As with today’s Dodge Viper, the combination of a big engine in a relatively light, small, and simple package made for high-spirited performance, at least in a straight line. When Road & Track magazine sampled a 390-equipped AMX, its drivers zoomed from 0-60 miles per hour in just 7.2 seconds, running through the quarter-mile in 15.2 seconds at 90 mph.
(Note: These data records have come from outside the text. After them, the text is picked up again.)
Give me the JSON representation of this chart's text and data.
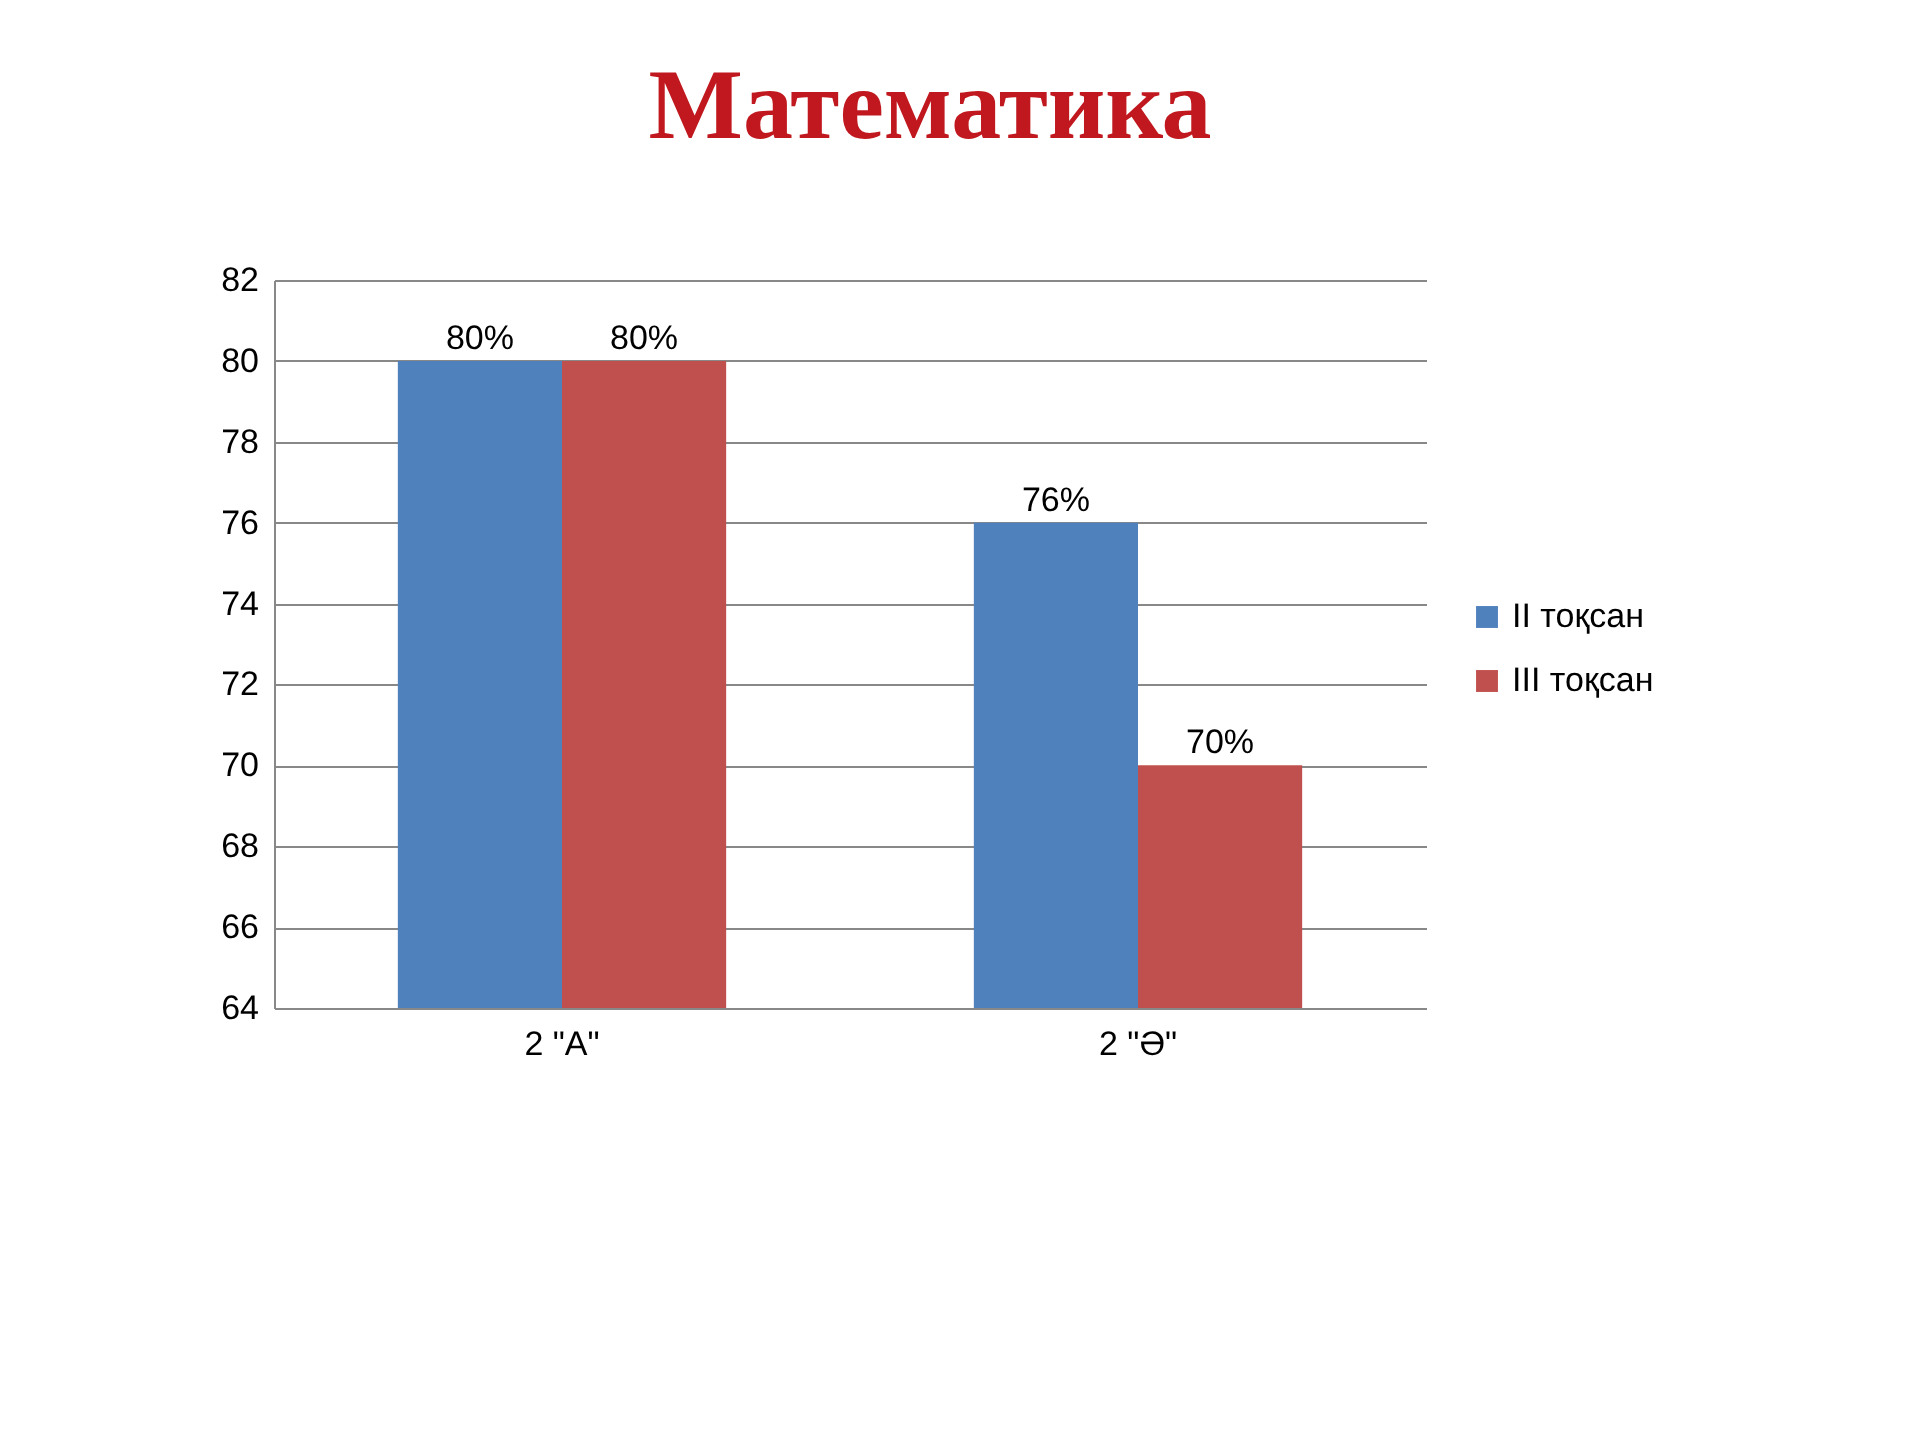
{
  "chart_data": {
    "type": "bar",
    "title": "Математика",
    "categories": [
      "2 \"А\"",
      "2 \"Ә\""
    ],
    "series": [
      {
        "name": "II тоқсан",
        "color": "#4f81bd",
        "values": [
          80,
          76
        ],
        "value_labels": [
          "80%",
          "76%"
        ]
      },
      {
        "name": "III тоқсан",
        "color": "#c0504d",
        "values": [
          80,
          70
        ],
        "value_labels": [
          "80%",
          "70%"
        ]
      }
    ],
    "ylim": [
      64,
      82
    ],
    "yticks": [
      64,
      66,
      68,
      70,
      72,
      74,
      76,
      78,
      80,
      82
    ],
    "grid": "y",
    "legend": "right"
  }
}
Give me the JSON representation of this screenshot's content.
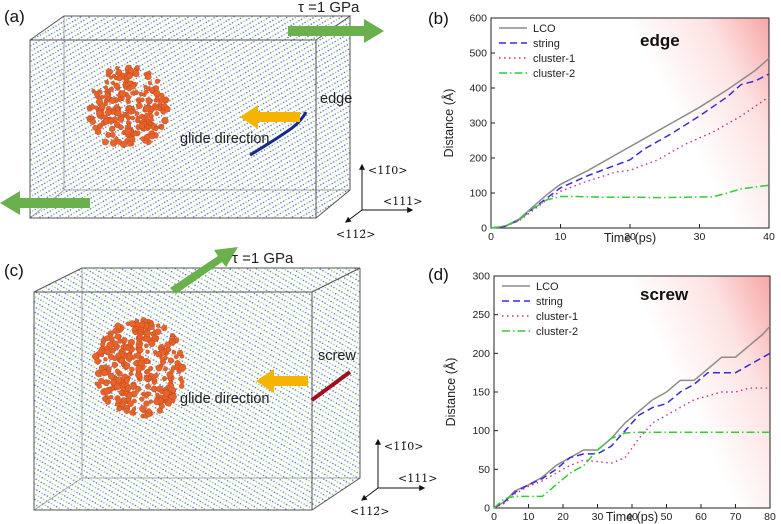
{
  "colors": {
    "LCO": "#8c8c8c",
    "string": "#3a2bd6",
    "cluster-1": "#cc2c8c",
    "cluster-2": "#33cc33",
    "arrow_green": "#6ab04c",
    "arrow_orange": "#f4b400",
    "cluster_orange": "#e8642a",
    "atoms_blue": "#3a4fb0",
    "atoms_green": "#5fc35f",
    "edge_dislocation": "#1a2a8a",
    "screw_dislocation": "#a01020"
  },
  "panels": {
    "a": {
      "label": "(a)",
      "tau": "τ =1 GPa",
      "dislocation": "edge",
      "glide": "glide direction",
      "dirs": {
        "up": "<11̄0>",
        "right": "<111>",
        "down": "<112̄>"
      },
      "icons": [
        "shear-arrow-icon",
        "glide-arrow-icon",
        "atom-cluster-icon"
      ]
    },
    "c": {
      "label": "(c)",
      "tau": "τ =1 GPa",
      "dislocation": "screw",
      "glide": "glide direction",
      "dirs": {
        "up": "<11̄0>",
        "right": "<111>",
        "down": "<112̄>"
      }
    }
  },
  "chart_data": [
    {
      "panel_label": "(b)",
      "type": "line",
      "title": "edge",
      "xlabel": "Time (ps)",
      "ylabel": "Distance (Å)",
      "xlim": [
        0,
        40
      ],
      "ylim": [
        0,
        600
      ],
      "xticks": [
        0,
        10,
        20,
        30,
        40
      ],
      "yticks": [
        0,
        100,
        200,
        300,
        400,
        500,
        600
      ],
      "legend": "top-left",
      "grid": false,
      "series": [
        {
          "name": "LCO",
          "style": "solid",
          "x": [
            0,
            2,
            4,
            6,
            8,
            10,
            14,
            18,
            22,
            26,
            30,
            34,
            38,
            40
          ],
          "y": [
            0,
            5,
            25,
            60,
            95,
            125,
            165,
            210,
            255,
            300,
            345,
            395,
            450,
            485
          ]
        },
        {
          "name": "string",
          "style": "dashed",
          "x": [
            0,
            2,
            4,
            6,
            8,
            10,
            14,
            18,
            20,
            22,
            26,
            30,
            34,
            36,
            38,
            40
          ],
          "y": [
            0,
            5,
            22,
            55,
            85,
            115,
            150,
            180,
            195,
            225,
            270,
            320,
            375,
            410,
            420,
            440
          ]
        },
        {
          "name": "cluster-1",
          "style": "dotted",
          "x": [
            0,
            2,
            4,
            6,
            8,
            10,
            14,
            18,
            20,
            24,
            28,
            32,
            36,
            40
          ],
          "y": [
            0,
            5,
            20,
            50,
            80,
            105,
            135,
            160,
            165,
            195,
            240,
            275,
            320,
            375
          ]
        },
        {
          "name": "cluster-2",
          "style": "dashdot",
          "x": [
            0,
            2,
            4,
            6,
            8,
            10,
            12,
            16,
            20,
            24,
            28,
            32,
            34,
            36,
            40
          ],
          "y": [
            0,
            5,
            22,
            55,
            80,
            90,
            90,
            88,
            88,
            87,
            88,
            89,
            100,
            112,
            122
          ]
        }
      ]
    },
    {
      "panel_label": "(d)",
      "type": "line",
      "title": "screw",
      "xlabel": "Time (ps)",
      "ylabel": "Distance (Å)",
      "xlim": [
        0,
        80
      ],
      "ylim": [
        0,
        300
      ],
      "xticks": [
        0,
        10,
        20,
        30,
        40,
        50,
        60,
        70,
        80
      ],
      "yticks": [
        0,
        50,
        100,
        150,
        200,
        250,
        300
      ],
      "legend": "top-left",
      "grid": false,
      "series": [
        {
          "name": "LCO",
          "style": "solid",
          "x": [
            0,
            3,
            6,
            10,
            14,
            18,
            22,
            26,
            30,
            34,
            38,
            42,
            46,
            50,
            54,
            58,
            62,
            66,
            70,
            74,
            78,
            80
          ],
          "y": [
            0,
            8,
            22,
            30,
            40,
            55,
            65,
            75,
            75,
            90,
            110,
            125,
            140,
            150,
            165,
            165,
            180,
            195,
            195,
            210,
            225,
            235
          ]
        },
        {
          "name": "string",
          "style": "dashed",
          "x": [
            0,
            3,
            6,
            10,
            14,
            18,
            22,
            26,
            30,
            34,
            38,
            42,
            46,
            50,
            54,
            58,
            62,
            66,
            70,
            74,
            78,
            80
          ],
          "y": [
            0,
            8,
            20,
            30,
            38,
            50,
            65,
            70,
            70,
            80,
            100,
            120,
            130,
            135,
            150,
            160,
            175,
            175,
            175,
            185,
            195,
            200
          ]
        },
        {
          "name": "cluster-1",
          "style": "dotted",
          "x": [
            0,
            3,
            6,
            10,
            14,
            18,
            22,
            26,
            30,
            34,
            38,
            42,
            46,
            50,
            54,
            58,
            62,
            66,
            70,
            74,
            78,
            80
          ],
          "y": [
            0,
            6,
            18,
            28,
            35,
            45,
            55,
            62,
            60,
            58,
            65,
            90,
            110,
            120,
            130,
            140,
            145,
            150,
            150,
            155,
            155,
            155
          ]
        },
        {
          "name": "cluster-2",
          "style": "dashdot",
          "x": [
            0,
            3,
            6,
            10,
            14,
            18,
            22,
            26,
            30,
            34,
            38,
            42,
            50,
            60,
            70,
            80
          ],
          "y": [
            0,
            12,
            15,
            15,
            15,
            30,
            45,
            55,
            75,
            90,
            97,
            98,
            98,
            98,
            98,
            98
          ]
        }
      ]
    }
  ]
}
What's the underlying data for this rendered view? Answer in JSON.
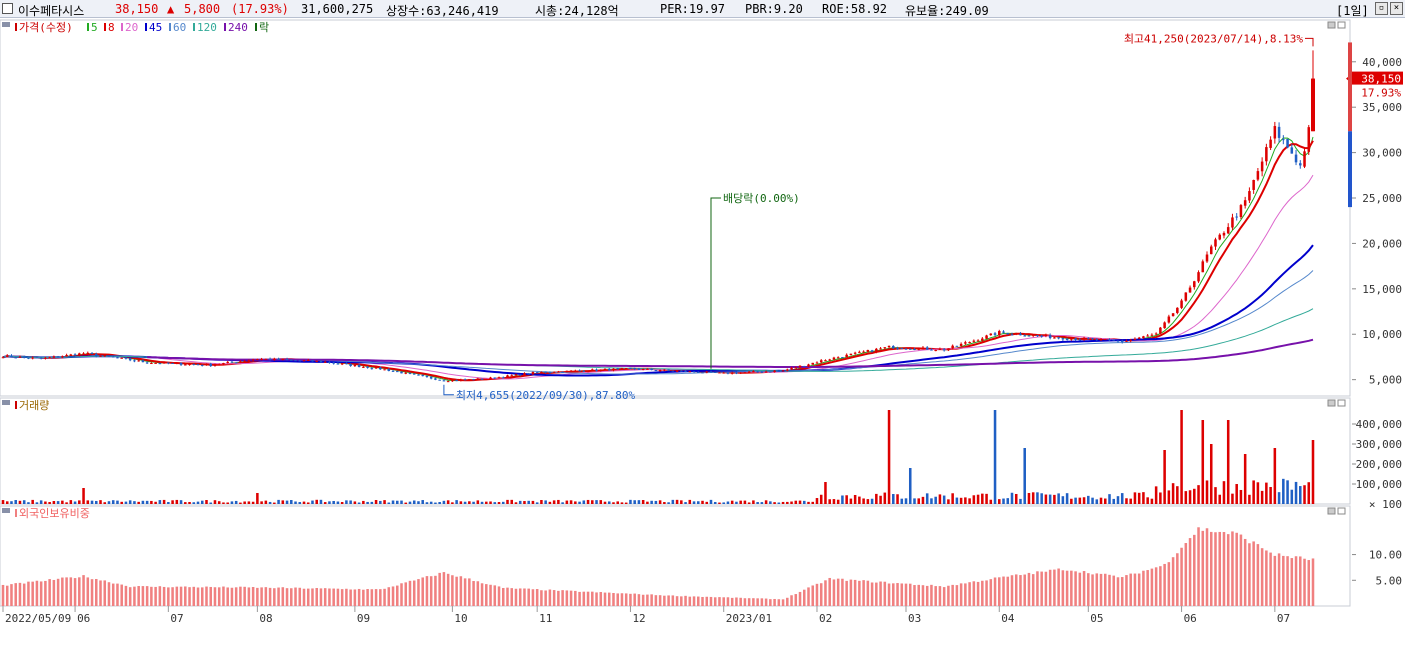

But they also discovered the AMX a “short-legged” car. Maximum speed was just 104 miles per hour, thanks largely to the 3.54:1 rear end ratio.
Performance results match Corvette
These results stacked up decently well against the freshly revised 1968 Chevrolet Corvette. A 327 cubic inch small block Vette was almost spot-on the AMX’s 0-60 and quarter-mile times, while a 427 cubic inch big block would out-run the AMX 0-60 and in the quarter mile by about a second. But when it came to superiority, there was no comparison. The ’68 Vette highlighted all-independent suspension, while the AMX had a modified sedan layout. The front suspension was independent, but the rear was a live axle arrangement with semi-elliptic leaf springs and torque links.
The AMX was equally conservative in all other mechanical areas as well. The transmission of choice was the tried-and-true Borg-Warner T-10 4-speed manual. Steering was by a power-assisted recirculating ball method. Fitted up front were big 11.1-inch disc brakes, but the rear brakes were 10-inch drums.
Despite its ho-hum underpinnings, the AMX enjoyed decent sales victory. Some 6,700 were traded in the 1968 model year and another 8,293 in 1969. But the car was doomed almost before its launch. New management led by Roy Chapin Jr. took over AMC in 1967, and the new braintrust decided that the AMX was a frivolous and silly expense. So when a crippling company strike limited AMX sales to only 4,116 units in 1970, American Motors management shed no tears. By 1971, the once-proud AMX name was simply a trim package on the second-generation Javelin, and AMC’s sortie into the sports car world was closed for good.